OK then, I've come as far as Mad Men and the Beatles. Do you know what I'm avoiding? I do. I am avoiding the welter of pain and residual anguish of being published for the first couple of times. It was a heady experience, to be sure, but at a certain point I fell through the ice. How on earth am I to comment on "the writer's life" without mentioning this? But if I make too much of it, I will be worse box office poison than I already am. Writers must never let on that their experiences have been anything but totally positive. Only ingrates complain.

The truth is, I have a manuscript that I believe is my very finest work, and I have no idea what to do with it, who to contact. I can't do this alone! I am turned away everywhere, before the thing has even been considered. Sorry, we're full up.
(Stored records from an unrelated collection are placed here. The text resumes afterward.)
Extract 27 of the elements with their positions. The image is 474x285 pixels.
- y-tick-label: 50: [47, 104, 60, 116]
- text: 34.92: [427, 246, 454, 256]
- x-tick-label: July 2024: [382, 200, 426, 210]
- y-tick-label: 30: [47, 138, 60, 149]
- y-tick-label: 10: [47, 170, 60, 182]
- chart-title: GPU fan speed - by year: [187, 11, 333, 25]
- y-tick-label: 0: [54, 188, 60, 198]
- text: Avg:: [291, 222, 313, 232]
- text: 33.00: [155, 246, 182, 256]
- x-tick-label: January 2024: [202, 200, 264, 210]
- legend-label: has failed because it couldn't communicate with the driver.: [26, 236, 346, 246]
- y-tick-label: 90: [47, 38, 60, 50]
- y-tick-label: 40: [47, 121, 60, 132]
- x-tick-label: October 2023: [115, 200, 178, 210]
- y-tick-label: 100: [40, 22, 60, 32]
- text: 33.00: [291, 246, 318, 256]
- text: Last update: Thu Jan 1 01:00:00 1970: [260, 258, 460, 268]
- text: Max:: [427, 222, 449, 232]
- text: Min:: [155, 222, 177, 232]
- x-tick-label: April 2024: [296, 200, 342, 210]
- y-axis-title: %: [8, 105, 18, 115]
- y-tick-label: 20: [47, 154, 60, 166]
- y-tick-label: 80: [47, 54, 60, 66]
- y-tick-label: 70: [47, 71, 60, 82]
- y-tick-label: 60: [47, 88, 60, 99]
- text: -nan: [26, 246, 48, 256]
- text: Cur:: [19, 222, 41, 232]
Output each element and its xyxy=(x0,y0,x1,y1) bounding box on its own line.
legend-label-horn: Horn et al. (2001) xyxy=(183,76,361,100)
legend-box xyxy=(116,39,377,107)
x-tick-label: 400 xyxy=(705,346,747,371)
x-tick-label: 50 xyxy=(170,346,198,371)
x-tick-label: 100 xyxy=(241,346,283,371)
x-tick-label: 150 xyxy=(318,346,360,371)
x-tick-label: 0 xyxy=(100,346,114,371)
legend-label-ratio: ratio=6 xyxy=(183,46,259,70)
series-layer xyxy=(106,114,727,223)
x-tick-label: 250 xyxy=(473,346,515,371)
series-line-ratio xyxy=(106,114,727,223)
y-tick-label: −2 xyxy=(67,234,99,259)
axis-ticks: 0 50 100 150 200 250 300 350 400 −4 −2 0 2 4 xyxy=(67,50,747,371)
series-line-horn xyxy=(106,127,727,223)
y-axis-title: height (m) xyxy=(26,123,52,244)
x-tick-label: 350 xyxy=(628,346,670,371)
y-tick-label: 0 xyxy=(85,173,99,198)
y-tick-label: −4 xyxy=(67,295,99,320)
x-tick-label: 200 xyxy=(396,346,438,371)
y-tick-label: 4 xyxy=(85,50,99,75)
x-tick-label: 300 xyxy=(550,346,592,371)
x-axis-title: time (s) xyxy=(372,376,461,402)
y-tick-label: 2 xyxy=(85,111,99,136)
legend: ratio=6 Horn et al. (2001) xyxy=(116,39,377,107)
I feel as if I am recreating the cold shoulder I have experienced all my life, from every direction and in every area. Is there a way out? I have to pretend I don't need this, pretend it doesn't hurt and I am fine and I don't mind only writing about the past and writing about the Beatles.

This thing is going to die on the vine. In the words of the Beatles: "Help! I need somebody." After becoming a published author, after having my dream come true twice, it's an awful position to be in.